Do you think that a system like this won't be abused in targeting journalists trying to expose corruption? Surely that's a big issue.

You’re ignoring that E2EE is how anonymous communication is done now, including communicating with journalists.
I'm not ignoring anything. Communications of the masses use electronic media and will continue to do so, and those will be compromised if E2EE is forbidden. Masses aren't gonna stop talking and writing to each other digitally.

Journalists however, having a special need to protect their sources, and being aware of a potential lack of E2EE can always find other ways - similar to what they used to hide their sources before E2EE, when their phones could be tapped, etc, including intermediaries, face to face meetings, etc.

Journalists might be hurt from killing E2EE, but theirs is less of an issue (and they can take precautions).

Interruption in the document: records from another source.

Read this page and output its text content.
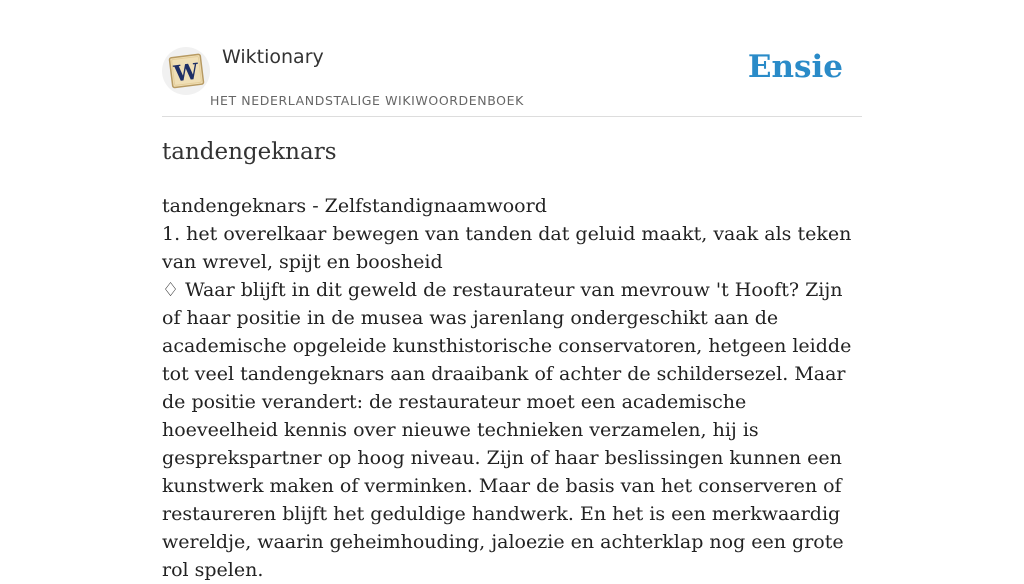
W
Wiktionary
HET NEDERLANDSTALIGE WIKIWOORDENBOEK
Ensie
tandengeknars

tandengeknars - Zelfstandignaamwoord

1. het overelkaar bewegen van tanden dat geluid maakt, vaak als teken van wrevel, spijt en boosheid

♢ Waar blijft in dit geweld de restaurateur van mevrouw 't Hooft? Zijn of haar positie in de musea was jarenlang ondergeschikt aan de academische opgeleide kunsthistorische conservatoren, hetgeen leidde tot veel tandengeknars aan draaibank of achter de schildersezel. Maar de positie verandert: de restaurateur moet een academische hoeveelheid kennis over nieuwe technieken verzamelen, hij is gesprekspartner op hoog niveau. Zijn of haar beslissingen kunnen een kunstwerk maken of verminken. Maar de basis van het conserveren of restaureren blijft het geduldige handwerk. En het is een merkwaardig wereldje, waarin geheimhouding, jaloezie en achterklap nog een grote rol spelen.
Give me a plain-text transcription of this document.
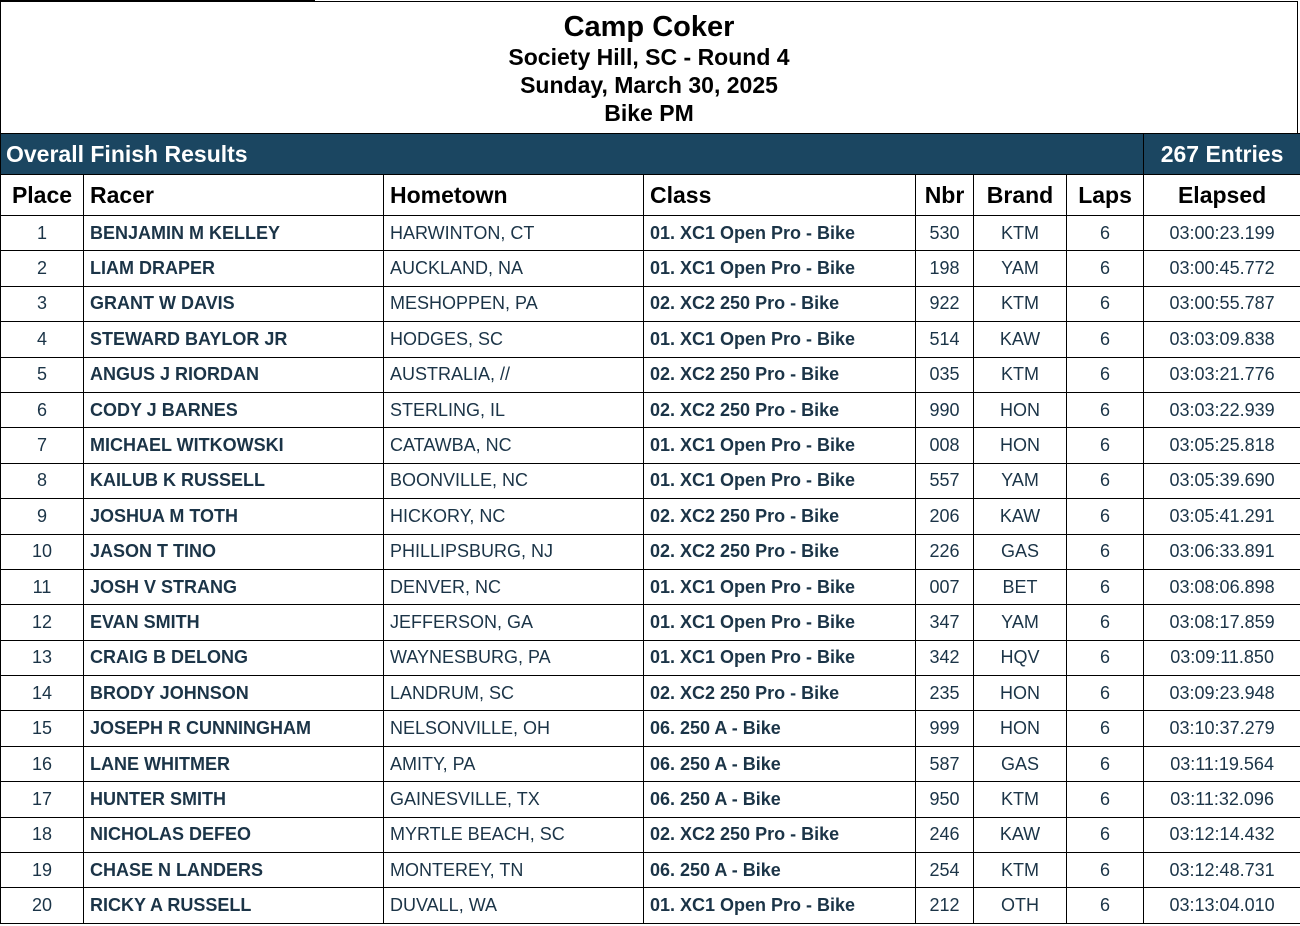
Camp Coker
Society Hill, SC - Round 4
Sunday, March 30, 2025
Bike PM
Overall Finish Results							267 Entries
Place	Racer	Hometown	Class	Nbr	Brand	Laps	Elapsed
1	BENJAMIN M KELLEY	HARWINTON, CT	01. XC1 Open Pro - Bike	530	KTM	6	03:00:23.199
2	LIAM DRAPER	AUCKLAND, NA	01. XC1 Open Pro - Bike	198	YAM	6	03:00:45.772
3	GRANT W DAVIS	MESHOPPEN, PA	02. XC2 250 Pro - Bike	922	KTM	6	03:00:55.787
4	STEWARD BAYLOR JR	HODGES, SC	01. XC1 Open Pro - Bike	514	KAW	6	03:03:09.838
5	ANGUS J RIORDAN	AUSTRALIA, //	02. XC2 250 Pro - Bike	035	KTM	6	03:03:21.776
6	CODY J BARNES	STERLING, IL	02. XC2 250 Pro - Bike	990	HON	6	03:03:22.939
7	MICHAEL WITKOWSKI	CATAWBA, NC	01. XC1 Open Pro - Bike	008	HON	6	03:05:25.818
8	KAILUB K RUSSELL	BOONVILLE, NC	01. XC1 Open Pro - Bike	557	YAM	6	03:05:39.690
9	JOSHUA M TOTH	HICKORY, NC	02. XC2 250 Pro - Bike	206	KAW	6	03:05:41.291
10	JASON T TINO	PHILLIPSBURG, NJ	02. XC2 250 Pro - Bike	226	GAS	6	03:06:33.891
11	JOSH V STRANG	DENVER, NC	01. XC1 Open Pro - Bike	007	BET	6	03:08:06.898
12	EVAN SMITH	JEFFERSON, GA	01. XC1 Open Pro - Bike	347	YAM	6	03:08:17.859
13	CRAIG B DELONG	WAYNESBURG, PA	01. XC1 Open Pro - Bike	342	HQV	6	03:09:11.850
14	BRODY JOHNSON	LANDRUM, SC	02. XC2 250 Pro - Bike	235	HON	6	03:09:23.948
15	JOSEPH R CUNNINGHAM	NELSONVILLE, OH	06. 250 A - Bike	999	HON	6	03:10:37.279
16	LANE WHITMER	AMITY, PA	06. 250 A - Bike	587	GAS	6	03:11:19.564
17	HUNTER SMITH	GAINESVILLE, TX	06. 250 A - Bike	950	KTM	6	03:11:32.096
18	NICHOLAS DEFEO	MYRTLE BEACH, SC	02. XC2 250 Pro - Bike	246	KAW	6	03:12:14.432
19	CHASE N LANDERS	MONTEREY, TN	06. 250 A - Bike	254	KTM	6	03:12:48.731
20	RICKY A RUSSELL	DUVALL, WA	01. XC1 Open Pro - Bike	212	OTH	6	03:13:04.010
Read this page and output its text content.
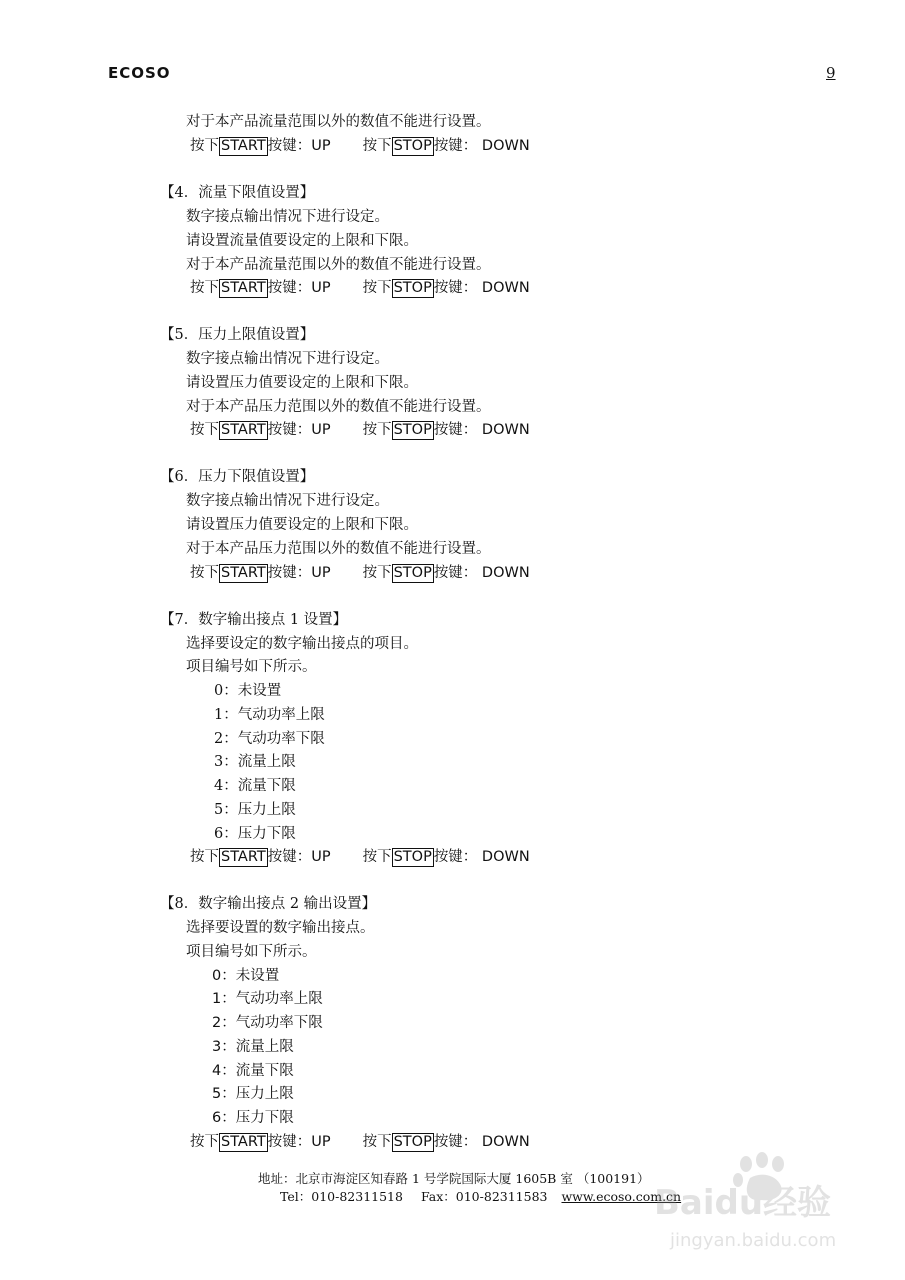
ECOSO	9
对于本产品流量范围以外的数值不能进行设置。
按下 START 按键：UP 按下 STOP 按键： DOWN
【4．流量下限值设置】
数字接点输出情况下进行设定。
请设置流量值要设定的上限和下限。
对于本产品流量范围以外的数值不能进行设置。
按下 START 按键：UP 按下 STOP 按键： DOWN
【5．压力上限值设置】
数字接点输出情况下进行设定。
请设置压力值要设定的上限和下限。
对于本产品压力范围以外的数值不能进行设置。
按下 START 按键：UP 按下 STOP 按键： DOWN
【6．压力下限值设置】
数字接点输出情况下进行设定。
请设置压力值要设定的上限和下限。
对于本产品压力范围以外的数值不能进行设置。
按下 START 按键：UP 按下 STOP 按键： DOWN
【7．数字输出接点 1 设置】
选择要设定的数字输出接点的项目。
项目编号如下所示。
0：未设置
1：气动功率上限
2：气动功率下限
3：流量上限
4：流量下限
5：压力上限
6：压力下限
按下 START 按键：UP 按下 STOP 按键： DOWN
【8．数字输出接点 2 输出设置】
选择要设置的数字输出接点。
项目编号如下所示。
0：未设置
1：气动功率上限
2：气动功率下限
3：流量上限
4：流量下限
5：压力上限
6：压力下限
按下 START 按键：UP 按下 STOP 按键： DOWN
地址：北京市海淀区知春路 1 号学院国际大厦 1605B 室 （100191）
Tel：010-82311518 Fax：010-82311583 www.ecoso.com.cn
Baidu经验
jingyan.baidu.com
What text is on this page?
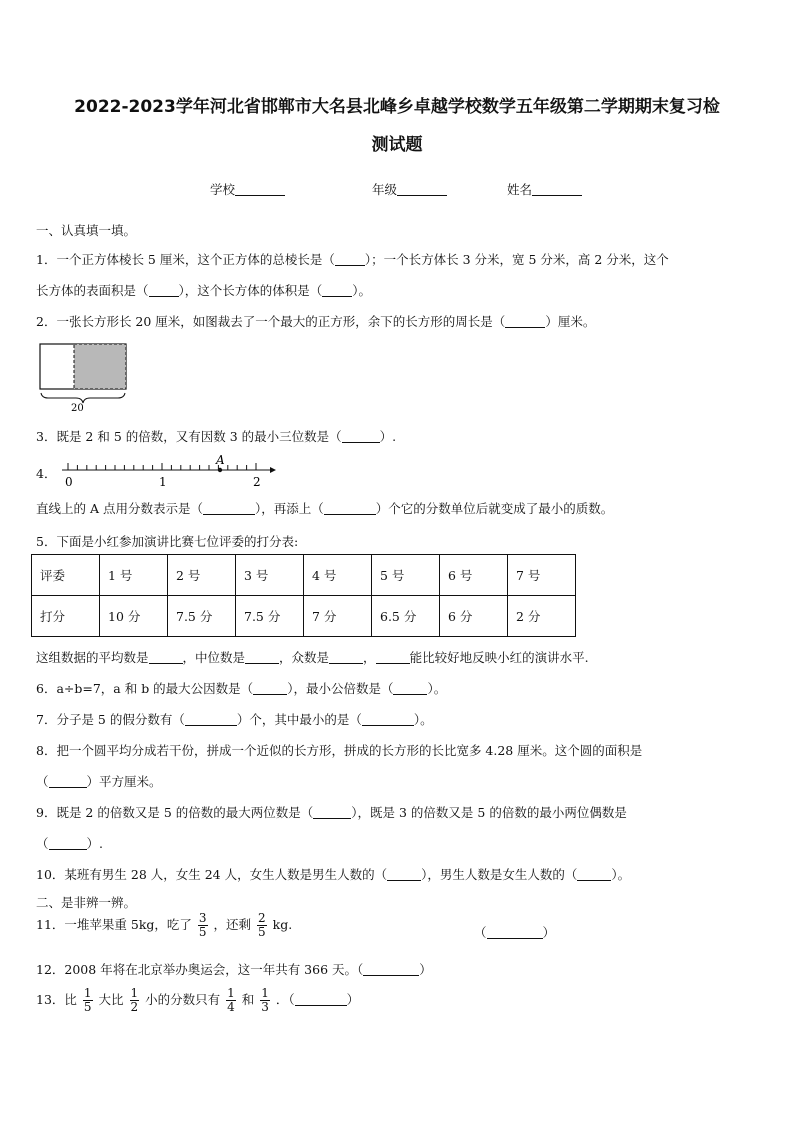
2022-2023学年河北省邯郸市大名县北峰乡卓越学校数学五年级第二学期期末复习检
测试题
学校	年级	姓名
一、认真填一填。
1．一个正方体棱长 5 厘米，这个正方体的总棱长是（ ）；一个长方体长 3 分米，宽 5 分米，高 2 分米，这个
长方体的表面积是（ ），这个长方体的体积是（ ）。
2．一张长方形长 20 厘米，如图裁去了一个最大的正方形，余下的长方形的周长是（	）厘米。
20
3．既是 2 和 5 的倍数，又有因数 3 的最小三位数是（	）.
4．
A
0	1	2
直线上的 A 点用分数表示是（	），再添上（	）个它的分数单位后就变成了最小的质数。
5．下面是小红参加演讲比赛七位评委的打分表:
评委	1 号	2 号	3 号	4 号	5 号	6 号	7 号
打分	10 分	7.5 分	7.5 分	7 分	6.5 分	6 分	2 分
这组数据的平均数是	，中位数是	，众数是	，	能比较好地反映小红的演讲水平.
6．a÷b=7，a 和 b 的最大公因数是（	），最小公倍数是（	）。
7．分子是 5 的假分数有（	）个，其中最小的是（	）。
8．把一个圆平均分成若干份，拼成一个近似的长方形，拼成的长方形的长比宽多 4.28 厘米。这个圆的面积是
（	）平方厘米。
9．既是 2 的倍数又是 5 的倍数的最大两位数是（	），既是 3 的倍数又是 5 的倍数的最小两位偶数是
（	）.
10．某班有男生 28 人，女生 24 人，女生人数是男生人数的（	），男生人数是女生人数的（	）。
二、是非辨一辨。
11．一堆苹果重 5kg，吃了 $\frac{3}{5}$ ，还剩 $\frac{2}{5}$ kg.
（	）
12．2008 年将在北京举办奥运会，这一年共有 366 天。（	）
13．比 $\frac{1}{5}$ 大比 $\frac{1}{2}$ 小的分数只有 $\frac{1}{4}$ 和 $\frac{1}{3}$ ．（	）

The big issue is with masses lacking E2EE.

> Journalists however, having a special need to protect their sources, and being aware of a potential lack of E2EE can always find other ways - similar to what they used to hide their sources before E2EE, when their phones could be tapped, etc, including intermediaries, face to face meetings, etc.

Except now there's stingray towers, scraped social media profiles, phone metadata, databases of license plate reader data, Palantir, CCTV with facial recognition, Clearview AI, and an army of private tech companies attempting to create detailed profiles of everyone on the internet and selling that information to god knows what malicious actors/governments.

As technology has progressed, journalists have accordingly updated their methods for protecting sources. E2EE is one of the technologies in the 20th/21st century that is essential to that end.

Which demographic do you think sources come from: "journalists" or "the masses"?
Will journalists really lose access to their sources, or will they simply abandon US-based companies for secure communication?
If a potential source is too afraid to reach out, did that source even exist in the first place?
I think the impact is certainly concerning, but I doubt that it's likely that most sources are currently even using E2E encryption in the first place I'm not trying to minimize this, either: the EARN IT act is a huge problem. I suppose my point is that you can't get rid of good encryption, but you can prevent US companies from using good encryption which is simply going to push people offshore.

This could even have totally perverse impacts: suppose that China can read your messages, but all you care about is that your provider is not hosted in the US?